1 Department of Otolaryngology, University of Colorado School of Medicine, Aurora, Colorado, USA.
Otolaryngol Head Neck Surg. 2018 Mar;158(3):534-540. doi: 10.1177/0194599817751092. Epub 2018 Jan 9.
Objectives (1) Evaluate changes in subjective symptoms in patients following transmastoid canal plugging for superior semicircular canal dehiscence (SSCD) syndrome. (2) Quantify changes in hearing in patients who have undergone transmastoid canal plugging for SSCD syndrome. Study Design Case series with chart review. Setting Single tertiary care institution. Subjects and Methods We retrospectively reviewed patients with SSCD who underwent repair with canal plugging via a transmastoid approach between January 2012 and January 2017. Symptom severity was assessed prospectively (autophony, sound/pressure-induced vertigo, disequilibrium, aural fullness, and pulsatile tinnitus) and after surgery. Pure-tone and speech audiometry were measured before and after surgery. Two-sided Wilcoxon rank-sum tests were used to evaluate changes in subjective symptoms and audiometric outcomes. Results Seventeen patients (19 ears) met inclusion criteria. The superior canal was successfully plugged via the transmastoid approach in all cases. Patients reported a statistically significant improvement in autophony, vertigo, aural fullness, and pulsatile tinnitus ( P < .01), without significant improvement in disequilibrium rating ( P = .06). There were no changes noted in pure-tone average or word recognition score; however, there was a statistically significant improvement in air-bone gap at 250 Hz of 10.9 dB ( P = .04) with 12.9-dB improvement in air conduction thresholds ( P = .02) and no difference (0.9 dB, P = .9) in bone conduction thresholds. Conclusion In our study, patients with SSCD demonstrated excellent hearing outcomes and resolution of most otologic symptoms after surgical repair. Transmastoid canal plugging, which has been described to date only in smaller case series, is a safe and effective alternative to the traditional middle cranial fossa approach.

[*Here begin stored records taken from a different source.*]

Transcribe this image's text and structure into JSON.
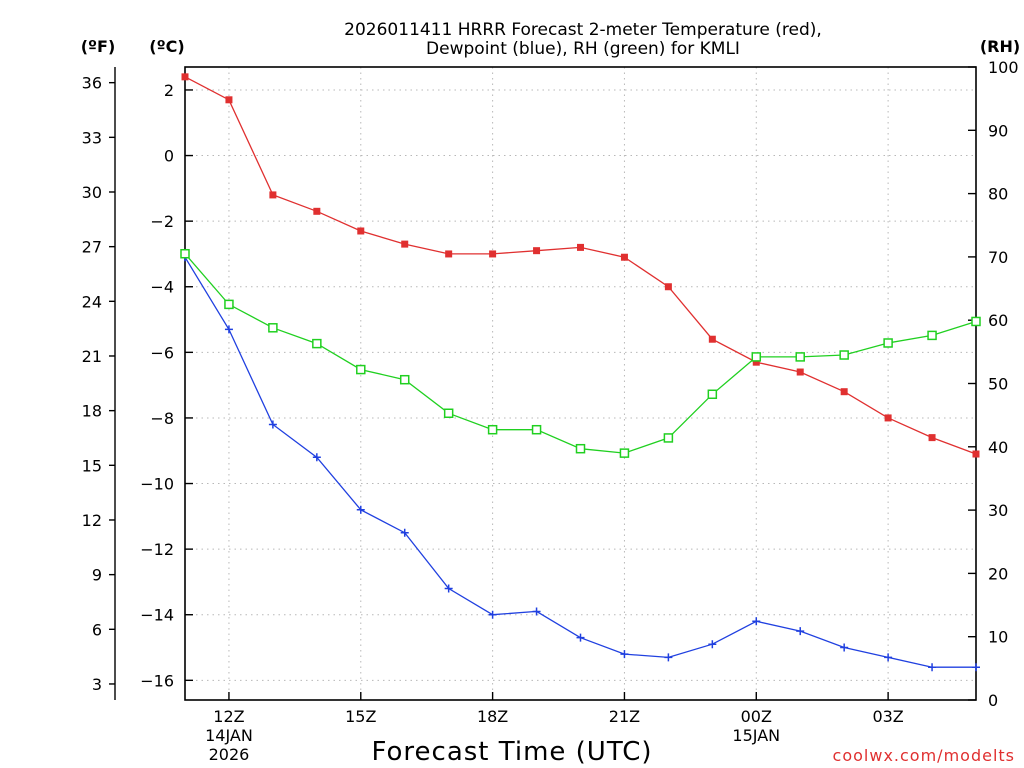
{
  "chart_data": {
    "type": "line",
    "title_line1": "2026011411 HRRR Forecast 2-meter Temperature (red),",
    "title_line2": "Dewpoint (blue), RH (green) for KMLI",
    "xlabel": "Forecast Time (UTC)",
    "credit": "coolwx.com/modelts",
    "units": {
      "f": "(ºF)",
      "c": "(ºC)",
      "rh": "(RH)"
    },
    "x_hours": [
      11,
      12,
      13,
      14,
      15,
      16,
      17,
      18,
      19,
      20,
      21,
      22,
      23,
      24,
      25,
      26,
      27,
      28,
      29
    ],
    "xlim": [
      11,
      29
    ],
    "x_ticks": [
      {
        "hour": 12,
        "l1": "12Z",
        "l2": "14JAN",
        "l3": "2026"
      },
      {
        "hour": 15,
        "l1": "15Z",
        "l2": "",
        "l3": ""
      },
      {
        "hour": 18,
        "l1": "18Z",
        "l2": "",
        "l3": ""
      },
      {
        "hour": 21,
        "l1": "21Z",
        "l2": "",
        "l3": ""
      },
      {
        "hour": 24,
        "l1": "00Z",
        "l2": "15JAN",
        "l3": ""
      },
      {
        "hour": 27,
        "l1": "03Z",
        "l2": "",
        "l3": ""
      }
    ],
    "ylim_c": [
      -16.6,
      2.7
    ],
    "y_ticks_c": [
      "2",
      "0",
      "−2",
      "−4",
      "−6",
      "−8",
      "−10",
      "−12",
      "−14",
      "−16"
    ],
    "y_ticks_f": [
      "36",
      "33",
      "30",
      "27",
      "24",
      "21",
      "18",
      "15",
      "12",
      "9",
      "6",
      "3"
    ],
    "ylim_rh": [
      0,
      100
    ],
    "y_ticks_rh": [
      "100",
      "90",
      "80",
      "70",
      "60",
      "50",
      "40",
      "30",
      "20",
      "10",
      "0"
    ],
    "series": [
      {
        "name": "Temperature",
        "units": "C",
        "color": "#e03030",
        "marker": "filled-square",
        "values": [
          2.4,
          1.7,
          -1.2,
          -1.7,
          -2.3,
          -2.7,
          -3.0,
          -3.0,
          -2.9,
          -2.8,
          -3.1,
          -4.0,
          -5.6,
          -6.3,
          -6.6,
          -7.2,
          -8.0,
          -8.6,
          -9.1
        ]
      },
      {
        "name": "Dewpoint",
        "units": "C",
        "color": "#2040e0",
        "marker": "plus",
        "values": [
          -3.1,
          -5.3,
          -8.2,
          -9.2,
          -10.8,
          -11.5,
          -13.2,
          -14.0,
          -13.9,
          -14.7,
          -15.2,
          -15.3,
          -14.9,
          -14.2,
          -14.5,
          -15.0,
          -15.3,
          -15.6,
          -15.6
        ]
      },
      {
        "name": "RH",
        "units": "%",
        "color": "#20d020",
        "marker": "open-square",
        "values": [
          70.5,
          62.5,
          58.8,
          56.3,
          52.2,
          50.6,
          45.3,
          42.7,
          42.7,
          39.7,
          39.0,
          41.4,
          48.3,
          54.2,
          54.2,
          54.5,
          56.4,
          57.6,
          59.8
        ]
      }
    ]
  }
}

(1)评估经乳突耳道闭锁术治疗上半规管裂(SSCD)综合征患者主观症状的变化。(2)量化经乳突耳道闭锁术治疗 SSCD 综合征患者听力的变化。
病例系列,病历回顾。
单一的三级保健机构。
我们回顾性分析了 2012 年 1 月至 2017 年 1 月期间接受经乳突耳道闭锁术修复 SSCD 的患者。前瞻性评估(自声、音压性眩晕、不平衡、耳闷和搏动性耳鸣)和术后症状严重程度。术前和术后测量纯音和语音听阈。采用双侧 Wilcoxon 秩和检验评估主观症状和听力学结果的变化。
17 例患者(19 耳)符合纳入标准。所有病例均通过经乳突途径成功阻塞上半规管。患者报告自声、眩晕、耳闷和搏动性耳鸣显著改善(P<.01),但平衡感评分无显著改善(P=0.06)。纯音平均听阈或言语识别率无变化;然而,250 Hz 气骨导差改善 10.9 dB(P=0.04),气导阈值改善 12.9 dB(P=0.02),骨导阈值无差异(0.9 dB,P=0.9)。
在我们的研究中,SSCD 患者在手术修复后表现出极佳的听力结果和大多数耳科症状的缓解。经乳突耳道闭锁术,迄今为止仅在较小的病例系列中描述过,是一种替代传统中颅窝入路的安全有效的方法。